I'm a product of above-average Mid-Western public schooling and upper-middle-class means who sought out to find a life less ordinary.
The first movie I ever memorized was White Christmas; the first stage production I ever saw was Up With People; oddly, musicals--not so much my bag.
In high school, theatre was more of a clique than a craft, and I already had a clique, so I wasn't interested. I reveled in the lure of entertainment, but I couldn't see a pathway. It wasn't until my freshman year at The University of Wisconsin Oshkosh that I began to see the spark of the stage; the training of the theatre and the ether of the screen began to show relation. I transferred, then once more. San Francisco State served as my theatre bootcamp, but I credit the faculty of UNC Chapel Hill for my real "bread and butter" training--it was here that I began to unearth my heartbeat as an actor.

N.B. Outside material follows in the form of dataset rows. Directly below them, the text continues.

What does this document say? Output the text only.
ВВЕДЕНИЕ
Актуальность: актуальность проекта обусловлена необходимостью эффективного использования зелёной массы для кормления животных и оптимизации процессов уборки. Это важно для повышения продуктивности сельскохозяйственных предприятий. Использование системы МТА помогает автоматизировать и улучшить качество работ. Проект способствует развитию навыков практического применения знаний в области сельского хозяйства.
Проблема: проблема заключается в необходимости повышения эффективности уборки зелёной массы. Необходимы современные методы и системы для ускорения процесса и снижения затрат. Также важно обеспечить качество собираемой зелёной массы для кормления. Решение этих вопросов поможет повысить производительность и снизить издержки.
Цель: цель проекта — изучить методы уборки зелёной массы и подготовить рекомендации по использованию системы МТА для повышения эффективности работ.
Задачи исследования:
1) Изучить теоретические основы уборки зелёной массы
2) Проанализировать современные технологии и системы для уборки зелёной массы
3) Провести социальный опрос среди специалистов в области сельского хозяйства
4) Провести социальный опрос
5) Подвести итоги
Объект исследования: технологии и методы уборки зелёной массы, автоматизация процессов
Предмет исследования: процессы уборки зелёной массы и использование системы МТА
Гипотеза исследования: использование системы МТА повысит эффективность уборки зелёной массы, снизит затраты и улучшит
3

New York City is now my home, and maybe the only place that's ever truly felt that way. I've found serenity here--a village-like solace within the melange of chaos.
What draws me to a piece could be a number of things, what keeps me away is a detection of bullshit.
It's worth mentioning that I'm an athlete--a runner most notably--and though I'll never make an Olympic team or buy a house with it, I'm good enough to say I do it (just because you run doesn't mean you're a runner). And the wisdom I've gathered throughout my miles of trials applies on the regular to the rest of my world.
Perseverance is paramount, as it is the only power that is perpetually mine.
"The essential thing in life is not so much conquering as fighting well."